Granger began to talk in a hurried, high tone of voice while doodling noncommittally in the margin of her notes. "What I'm attempting to say is that I don't have time for a romantic life and to be honest, I really don't want one right now. I've attempted holding down a boyfriend but it always ends in an odd mess that I'm really not willing to deal with. I don't care to date, or go out, or whatever socially forward girls like Lavender or Parvati call it—"
"I think Parvati calls it rug-munching—"
Granger paused, her brows furrowed. "What was that?"
"Nothing. Please do go on."
"Anyway, I don't want a proper boyfriend because I'm much too consumed with school and impending doom. As you likely don't know because you don't see past your own nose-"
"I know more about impending doom than you could ever imagine!" I shot back.

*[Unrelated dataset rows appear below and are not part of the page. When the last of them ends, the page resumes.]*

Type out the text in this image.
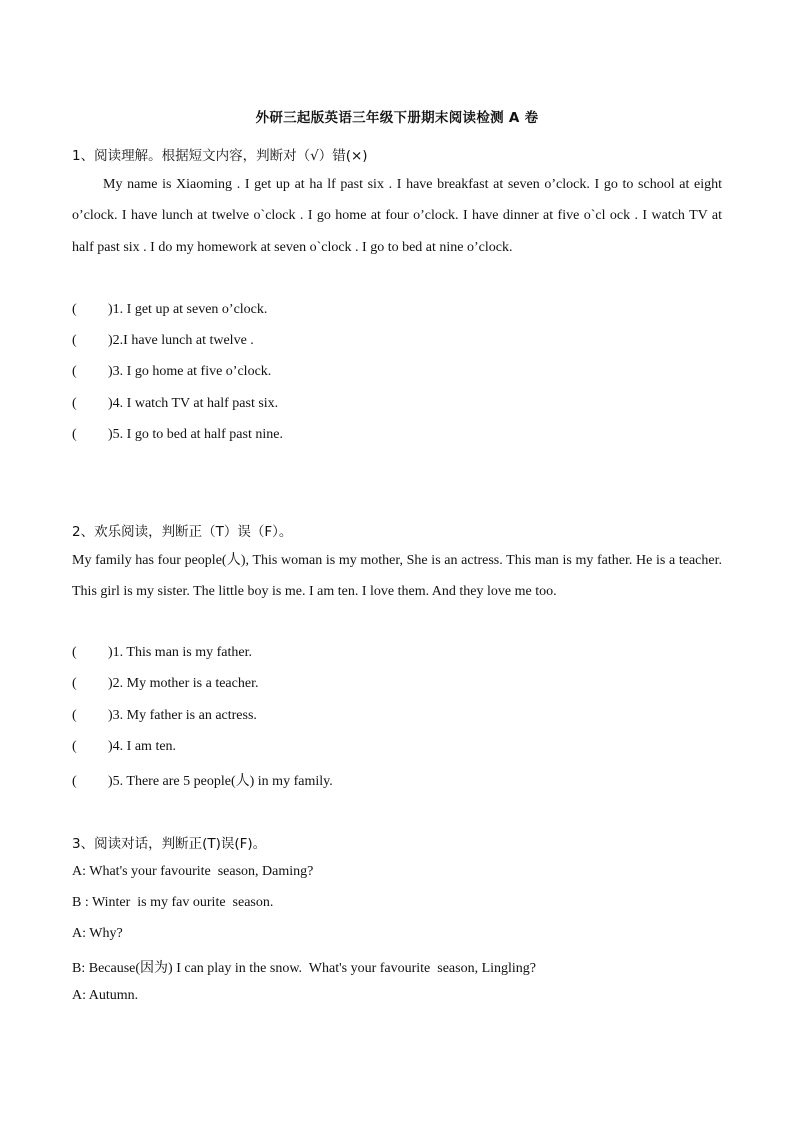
外研三起版英语三年级下册期末阅读检测 A 卷
1、阅读理解。根据短文内容，判断对（√）错(×)
My name is Xiaoming . I get up at ha lf past six . I have breakfast at seven o’clock. I go to school at eight o’clock. I have lunch at twelve o`clock . I go home at four o’clock. I have dinner at five o`cl ock . I watch TV at half past six . I do my homework at seven o`clock . I go to bed at nine o’clock.
( )1. I get up at seven o’clock.
( )2.I have lunch at twelve .
( )3. I go home at five o’clock.
( )4. I watch TV at half past six.
( )5. I go to bed at half past nine.
2、欢乐阅读，判断正（T）误（F）。
My family has four people(人), This woman is my mother, She is an actress. This man is my father. He is a teacher. This girl is my sister. The little boy is me. I am ten. I love them. And they love me too.
( )1. This man is my father.
( )2. My mother is a teacher.
( )3. My father is an actress.
( )4. I am ten.
( )5. There are 5 people(人) in my family.
3、阅读对话，判断正(T)误(F)。
A: What's your favourite  season, Daming?
B : Winter  is my fav ourite  season.
A: Why?
B: Because(因为) I can play in the snow.  What's your favourite  season, Lingling?
A: Autumn.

She cleared her throat and continued. "I'm in extra classes and I've signed up for more homework in four of my courses so that I can learn even more. I do not have time for drama, nor do I want to be tied down at the moment. I've been looking for someone that I hate just enough but also find attractive enough to get off with. Someone who actually can shag and knows his way around the female anatomy, for whatever scary reason that may be, in your case. So what I'm getting to is, I want to see you in a non-serious way. I want to see you when I want to see you. When all of my homework is done, and when I'm in the mood for it. I don't want us to pretend to like each other and I don't want to discuss why we…" she lowered her voice.
"Shagged mercilessly in my bedroom?" I offered again.

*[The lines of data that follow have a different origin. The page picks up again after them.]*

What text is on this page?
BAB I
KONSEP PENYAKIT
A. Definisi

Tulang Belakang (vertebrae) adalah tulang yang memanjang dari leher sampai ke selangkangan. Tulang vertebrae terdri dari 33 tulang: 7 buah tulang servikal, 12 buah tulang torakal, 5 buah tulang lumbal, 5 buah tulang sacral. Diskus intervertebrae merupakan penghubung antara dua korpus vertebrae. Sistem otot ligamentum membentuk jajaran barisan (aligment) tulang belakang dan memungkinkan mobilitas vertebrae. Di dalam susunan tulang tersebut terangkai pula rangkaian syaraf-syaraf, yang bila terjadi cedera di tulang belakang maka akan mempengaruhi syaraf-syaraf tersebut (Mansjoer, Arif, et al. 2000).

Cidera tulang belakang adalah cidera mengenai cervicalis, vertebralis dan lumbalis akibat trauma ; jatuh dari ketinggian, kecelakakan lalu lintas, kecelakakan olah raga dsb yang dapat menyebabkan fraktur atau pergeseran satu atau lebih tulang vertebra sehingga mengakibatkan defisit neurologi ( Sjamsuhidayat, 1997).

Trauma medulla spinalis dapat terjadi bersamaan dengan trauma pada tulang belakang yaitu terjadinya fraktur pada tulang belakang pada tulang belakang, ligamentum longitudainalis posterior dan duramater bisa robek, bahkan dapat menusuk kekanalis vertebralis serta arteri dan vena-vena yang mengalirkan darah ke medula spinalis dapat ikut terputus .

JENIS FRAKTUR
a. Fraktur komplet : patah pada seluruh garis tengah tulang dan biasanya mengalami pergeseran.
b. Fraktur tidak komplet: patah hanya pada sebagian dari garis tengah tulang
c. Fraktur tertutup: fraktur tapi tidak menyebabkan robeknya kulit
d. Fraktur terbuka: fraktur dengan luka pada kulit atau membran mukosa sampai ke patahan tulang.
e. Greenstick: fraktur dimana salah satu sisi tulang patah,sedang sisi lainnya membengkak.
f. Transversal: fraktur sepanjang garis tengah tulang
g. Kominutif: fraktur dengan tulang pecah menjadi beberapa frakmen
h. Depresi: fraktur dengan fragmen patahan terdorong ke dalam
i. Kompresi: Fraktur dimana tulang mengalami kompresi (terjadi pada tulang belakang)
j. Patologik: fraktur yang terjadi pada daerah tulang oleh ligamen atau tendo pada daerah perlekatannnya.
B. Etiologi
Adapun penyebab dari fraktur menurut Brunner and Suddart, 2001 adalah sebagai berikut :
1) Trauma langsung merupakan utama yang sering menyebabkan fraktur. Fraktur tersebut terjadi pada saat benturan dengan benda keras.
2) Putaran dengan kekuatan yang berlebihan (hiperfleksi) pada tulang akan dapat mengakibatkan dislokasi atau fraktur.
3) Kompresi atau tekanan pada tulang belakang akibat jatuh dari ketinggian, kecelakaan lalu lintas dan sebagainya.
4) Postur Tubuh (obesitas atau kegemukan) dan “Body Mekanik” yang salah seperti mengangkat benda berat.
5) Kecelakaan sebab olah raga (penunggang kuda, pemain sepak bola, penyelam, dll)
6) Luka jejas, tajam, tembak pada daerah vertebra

She blushed, nodding rapidly. "And, you know, I'd rather not think about it. But I have to admit to you, Malfoy. You aren't half-bad. In fact, you're quite good which was more than I was expecting, even with your odd fetish for being smacked and your attempts to verbally humiliate me. I don't want to like you, and perhaps that makes me a horrible person in some way, but I kind of like that I don't like you, if that makes sense—"
"I don't have a fetish for being smacked!" I bleated. No one could ever know!
"Ugh, forget it," she said crossly, and drew a jagged line down the parchment.
And then everything suddenly registered in my brain. I leaned over the table and lowered my voice to a low whisper. "Wait. Are you asking me to be your hatesex fuck buddy, Granger?"